La Renaissance de Beyoncé au Grand Rex de Paris

Le 1er décembre dernier, l’immense salle du Grand Rex de Paris projetait en exclusivité le film documentaire produit, écrit et réalisé par la superstar Beyoncé, Renaissance. Nous y étions et la soirée s’est résumée en un seul mot : iconique.

La projection était prévue à 21h 30 mais à 21h, les nombreux fans se pressaient déjà autour du Grand Rex. La BeyHive (nom donné aux fans de Beyoncé) était évidemment au rendez-vous, tirée à quatre épingles, comme à son habitude. Malgré la taille de la salle, il fallait se presser pour espérer avoir une bonne place afin de pouvoir pleinement profiter du spectacle.
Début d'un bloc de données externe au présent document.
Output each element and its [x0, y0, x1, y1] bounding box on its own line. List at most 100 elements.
À 21h 30, le docu-concert débute

Beyoncé apparaît alors en 4K, sous les yeux admiratifs de sa fan base. Elle est sur scène à Stokholm, Paris, Londres ou Atlanta, ces villes qui ont accueilli ses shows un peu plus tôt dans l’année. « You are the visual, baby » avait répondu la Queen Bey au beau milieu d’un de ses concerts, lorsqu’un fan l’avait interpelée concernant l’absence de clips vidéo pour accompagner ses morceaux. L’artiste n’a pas menti : à l’écran, des fans venant des quatre coins du monde sont filmés chantant à tue-tête les chansons de leur idole. Elle enflamme la salle à travers l’écran et le Grand Rex se transforme rapidement en une boîte de nuit géante. Les Bees – comprenez les abeilles de Beyoncé - sont ravies, enfin libres de pouvoir s’exprimer comme elles le souhaitent et de pouvoir être elles-mêmes.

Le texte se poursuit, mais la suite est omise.